La sœur reste très affectée par l’internement de Marcel, qu’elle ne pouvait aller voir jusqu’à présent, son père n’ayant jamais le temps de la conduire à l’asile, Henriette n’étant pas concernée et les trajets en autocar s’avérant interminables. Georges fuyait à l’idée d’aller dans n’importe quel hôpital, même s’il aurait aimé revoir Marcel.

Dorénavant motorisée, Mathilde prend l’habitude, chaque mois, de lui rendre visite. Il ne présente plus de symptômes, mais refuse de sortir, se sentant protégé en dépit de cet environnement, épouvantable aux yeux de sa sœur. Elle voit, à son sourire d’accueil, qu’elle demeure sa raison de vivre.

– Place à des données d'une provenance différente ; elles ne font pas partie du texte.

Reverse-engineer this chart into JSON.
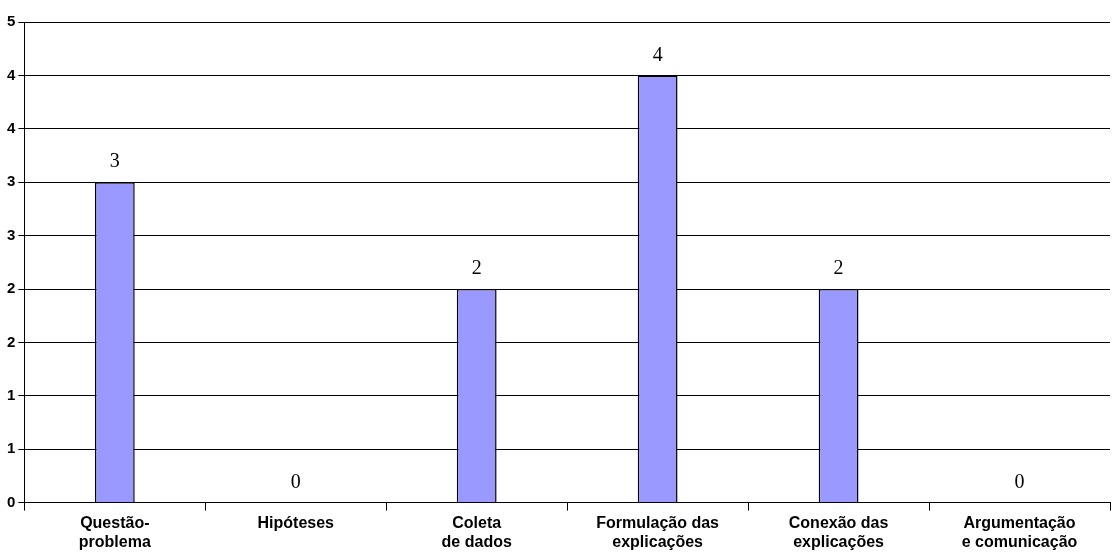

Elle s’attache donc à venir, malgré sa répulsion, l’horreur de ces malades, l’odeur aigre qui rebute la visiteuse, les cris incessants qui terrorisent le voisinage sur des kilomètres à la ronde. Elle sait qu’elle est sa seule visite.

Un jour, elle ne le trouve pas et va s’informer.

— C’est Marcel Martin de Jonhac que vous voulez voir ? Pas Adélaïde Martin de Jonhac ?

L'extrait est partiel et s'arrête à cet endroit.